Laurence is writing about his father, who was a pilot in WWII, who chose like my father, not to go back and re-visit what happened there. He was "cool." Laurence has a dream to fly upside down. This essay discusses his experiences with flying. I would like to quote the whole essay, but offer a few tid-bits that are with me now, today.
"Randy demonstrated how, by putting the airplane between the sun and the cloud and by tilting it just so, he could make a perfectly circular rainbow, refracted by the thin oboe reed of our wings, and projected down onto our shadow, right on the frothy surface of the clouds below. We flew along, dancing with our rainbow, and he said, "Isn't that neat? When the top of the cloud is flat, you can make a big rainbow and then spin down through the center of it."
"I came for what I thought was a technical flight training, and here I had found a peculiar little wizard who wanted to teach me to spin down through the center of my own rainbow. What imagination could have guessed at this lesson. Was it genius? Wisdom? Lunacy?"
"It was the temptation of the Buddha: The trick is to overcome fear, to let go and see the beauty and transcend the instinct to hold on tight. Joseph Campbell in describing the three temptations of the Buddha, said, "Then the Lord of Lust turned himself into the Lord of Death and flung at the Buddha all the weapons of an army of monsters. But the Buddha has found in himself that still point within, which is of eternity, untouched by time. So again, he was not moved, and the weapons flung at him turned to flowers of worship." So Randy had shown me how to turn my fear into rainbows. We were learning the first lesson of the fighter pilot, the stunt pilot, the aerobaticist: The lesson in coolness. It's not a lesson in acting cool. It's a lesson in being cool. It's a lesson in turning a twisting anxiety into a calm awareness."

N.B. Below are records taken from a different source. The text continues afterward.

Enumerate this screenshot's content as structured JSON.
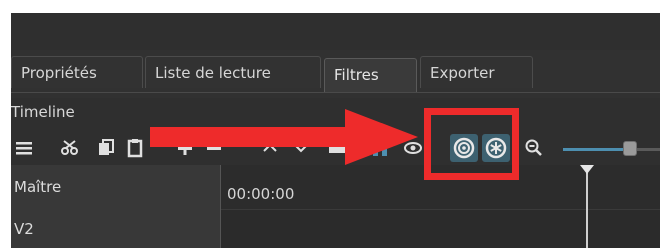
{
  "tabs": [
    {
      "label": "Propriétés",
      "active": false
    },
    {
      "label": "Liste de lecture",
      "active": false
    },
    {
      "label": "Filtres",
      "active": true
    },
    {
      "label": "Exporter",
      "active": false
    }
  ],
  "timeline": {
    "title": "Timeline",
    "tracks": [
      "Maître",
      "V2"
    ],
    "timecode": "00:00:00"
  },
  "toolbar_icons": [
    "menu-icon",
    "cut-icon",
    "copy-icon",
    "paste-icon",
    "append-icon",
    "remove-icon",
    "lift-icon",
    "overwrite-icon",
    "split-icon",
    "snap-icon",
    "scrub-icon",
    "ripple-icon",
    "ripple-all-icon",
    "zoom-out-icon",
    "zoom-slider"
  ],
  "colors": {
    "background": "#2f2f2f",
    "annotation": "#ee2b2b",
    "active_button": "#3d6170",
    "zoom_accent": "#4d8fb0"
  }
}
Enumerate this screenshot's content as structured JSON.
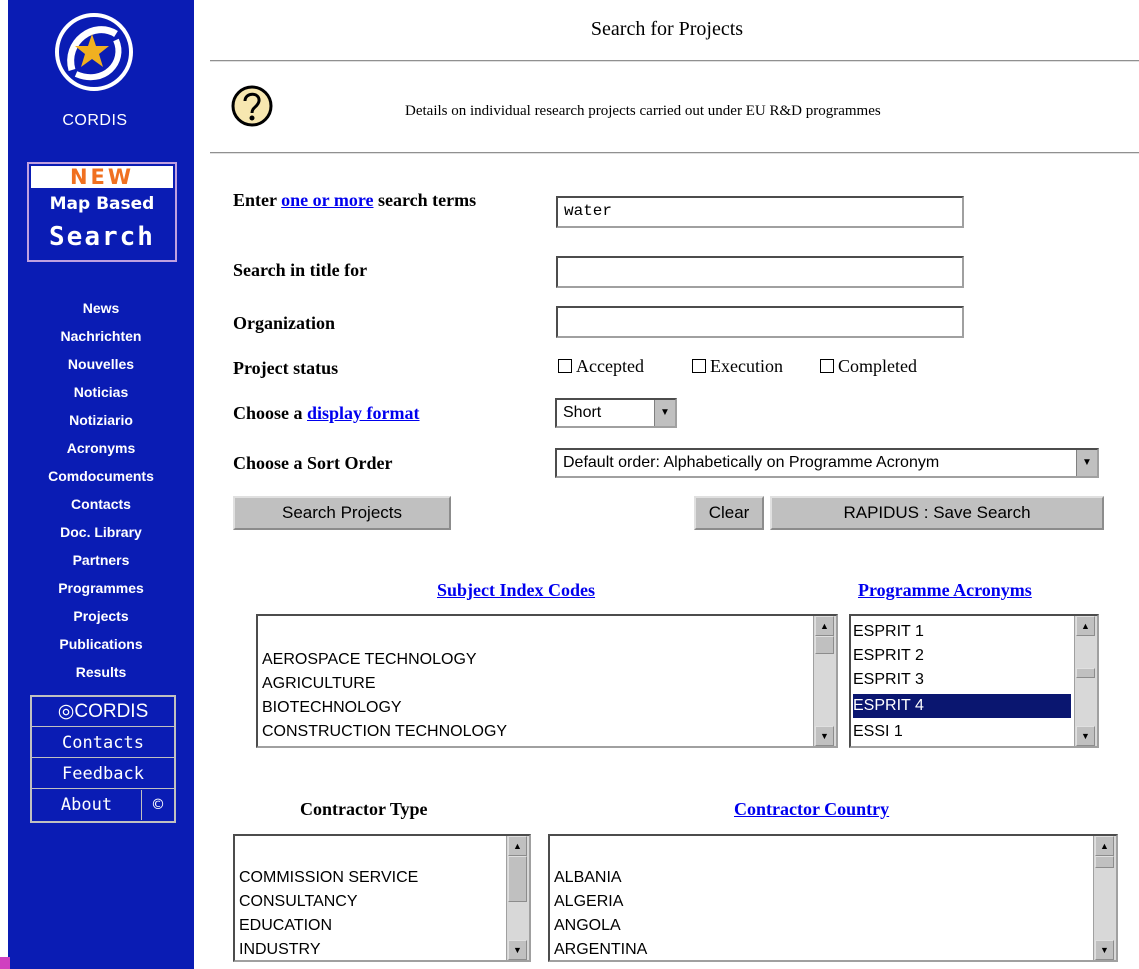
{
  "sidebar": {
    "logo_text": "CORDIS",
    "new_banner": {
      "top": "NEW",
      "middle": "Map Based",
      "bottom": "Search"
    },
    "nav_items": [
      "News",
      "Nachrichten",
      "Nouvelles",
      "Noticias",
      "Notiziario",
      "Acronyms",
      "Comdocuments",
      "Contacts",
      "Doc. Library",
      "Partners",
      "Programmes",
      "Projects",
      "Publications",
      "Results"
    ],
    "cordis_box": {
      "title": "CORDIS",
      "contacts": "Contacts",
      "feedback": "Feedback",
      "about": "About",
      "copyright": "©"
    }
  },
  "header": {
    "title": "Search for Projects",
    "description": "Details on individual research projects carried out under EU R&D programmes"
  },
  "form": {
    "search_terms": {
      "label_prefix": "Enter",
      "label_link": "one or more",
      "label_suffix": "search terms",
      "value": "water"
    },
    "title_search": {
      "label": "Search in title for",
      "value": ""
    },
    "organization": {
      "label": "Organization",
      "value": ""
    },
    "project_status": {
      "label": "Project status",
      "options": [
        "Accepted",
        "Execution",
        "Completed"
      ]
    },
    "display_format": {
      "label_prefix": "Choose a",
      "label_link": "display format",
      "value": "Short"
    },
    "sort_order": {
      "label": "Choose a Sort Order",
      "value": "Default order: Alphabetically on Programme Acronym"
    },
    "buttons": {
      "search": "Search Projects",
      "clear": "Clear",
      "save": "RAPIDUS : Save Search"
    }
  },
  "lists": {
    "subject_index": {
      "heading": "Subject Index Codes",
      "items": [
        "AEROSPACE TECHNOLOGY",
        "AGRICULTURE",
        "BIOTECHNOLOGY",
        "CONSTRUCTION TECHNOLOGY"
      ]
    },
    "programme_acronyms": {
      "heading": "Programme Acronyms",
      "items": [
        "ESPRIT 1",
        "ESPRIT 2",
        "ESPRIT 3",
        "ESPRIT 4",
        "ESSI 1"
      ],
      "selected": "ESPRIT 4"
    },
    "contractor_type": {
      "heading": "Contractor Type",
      "items": [
        "COMMISSION SERVICE",
        "CONSULTANCY",
        "EDUCATION",
        "INDUSTRY"
      ]
    },
    "contractor_country": {
      "heading": "Contractor Country",
      "items": [
        "ALBANIA",
        "ALGERIA",
        "ANGOLA",
        "ARGENTINA"
      ]
    }
  },
  "colors": {
    "sidebar_bg": "#0a1cb4",
    "link": "#0000ee",
    "selection": "#0a1670",
    "new_orange": "#f07020"
  }
}
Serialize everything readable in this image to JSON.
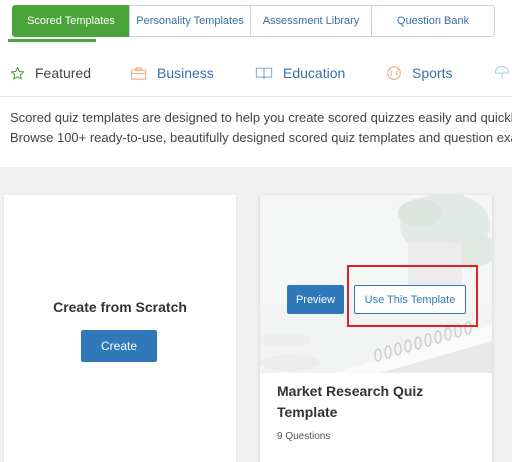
{
  "top_tabs": [
    {
      "label": "Scored Templates"
    },
    {
      "label": "Personality Templates"
    },
    {
      "label": "Assessment Library"
    },
    {
      "label": "Question Bank"
    }
  ],
  "category_tabs": [
    {
      "label": "Featured",
      "icon": "star-outline-icon"
    },
    {
      "label": "Business",
      "icon": "briefcase-icon"
    },
    {
      "label": "Education",
      "icon": "book-icon"
    },
    {
      "label": "Sports",
      "icon": "ball-icon"
    }
  ],
  "description": {
    "line1": "Scored quiz templates are designed to help you create scored quizzes easily and quickly",
    "line2": "Browse 100+ ready-to-use, beautifully designed scored quiz templates and question exa"
  },
  "scratch_card": {
    "title": "Create from Scratch",
    "button": "Create"
  },
  "template_card": {
    "preview_button": "Preview",
    "use_button": "Use This Template",
    "title": "Market Research Quiz Template",
    "meta": "9 Questions"
  },
  "colors": {
    "accent_green": "#4aa43a",
    "link_blue": "#3a6ea8",
    "button_blue": "#2f78b9",
    "highlight_red": "#e01f26"
  }
}
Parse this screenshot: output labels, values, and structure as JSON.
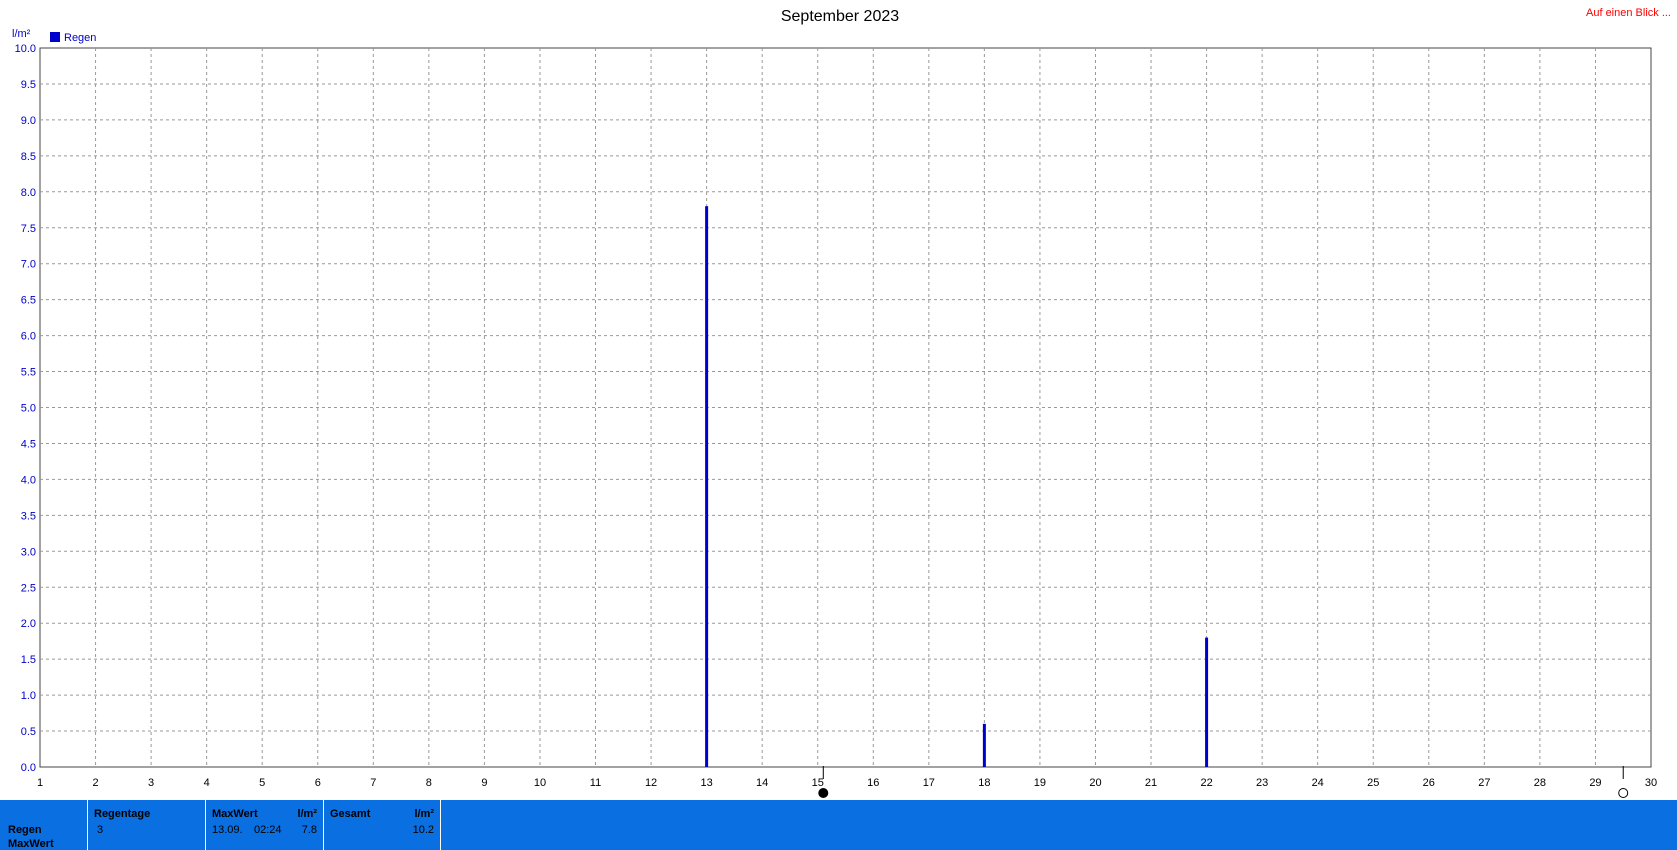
{
  "header": {
    "title": "September 2023",
    "link_label": "Auf einen Blick ..."
  },
  "colors": {
    "series": "#0000cc",
    "grid": "#999999",
    "panel": "#0a6fe0",
    "link": "#ff0000"
  },
  "chart_data": {
    "type": "bar",
    "title": "September 2023",
    "ylabel": "l/m²",
    "xlabel": "",
    "ylim": [
      0,
      10
    ],
    "xlim": [
      1,
      30
    ],
    "yticks": [
      "0.0",
      "0.5",
      "1.0",
      "1.5",
      "2.0",
      "2.5",
      "3.0",
      "3.5",
      "4.0",
      "4.5",
      "5.0",
      "5.5",
      "6.0",
      "6.5",
      "7.0",
      "7.5",
      "8.0",
      "8.5",
      "9.0",
      "9.5",
      "10.0"
    ],
    "xticks": [
      "1",
      "2",
      "3",
      "4",
      "5",
      "6",
      "7",
      "8",
      "9",
      "10",
      "11",
      "12",
      "13",
      "14",
      "15",
      "16",
      "17",
      "18",
      "19",
      "20",
      "21",
      "22",
      "23",
      "24",
      "25",
      "26",
      "27",
      "28",
      "29",
      "30"
    ],
    "grid": true,
    "legend_position": "top-left",
    "series": [
      {
        "name": "Regen",
        "x": [
          13,
          18,
          22
        ],
        "values": [
          7.8,
          0.6,
          1.8
        ]
      }
    ],
    "markers": [
      {
        "day": 15.1,
        "icon": "new-moon-icon"
      },
      {
        "day": 29.5,
        "icon": "full-moon-icon"
      }
    ]
  },
  "stats": {
    "row_labels": [
      "Regen",
      "MaxWert"
    ],
    "regentage": {
      "header": "Regentage",
      "value": "3"
    },
    "maxwert": {
      "header": "MaxWert",
      "unit": "l/m²",
      "date": "13.09.",
      "time": "02:24",
      "value": "7.8"
    },
    "gesamt": {
      "header": "Gesamt",
      "unit": "l/m²",
      "value": "10.2"
    }
  }
}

The essay continues with how to pull an airplane out of a spin. It took years to figure out. Why? Because you have to let go of the stick. You have to give up control. The lesson: "To regain control, you have to let go." He continues.
"One day my seven year old daughter, Amelia, came to me after watching a Coyote and Road Runner cartoon and asked me why, when Coyote ran off the cliff, he didn't fall until he looked down. Moreover (she wanted to know) why didn't he just refuse to look down, and then he could go, "wherever he wanted to go?" By asking why the fact of being afraid made Coyote fall, Amelia had hit upon a universal principle. To show fear, even if we show it only to ourselves, is to fall from grace, to fall physically, to fall spiritually, to die."
I love the idea of spinning down through my own rainbow. I also feel there is a place to feel our fear, and I understand what he is saying. There is also a place to let go of the stick, of the fear, and, simply, trust. May this trust, this still point within, be with me today, and perhaps, also, if you are so struck, with you.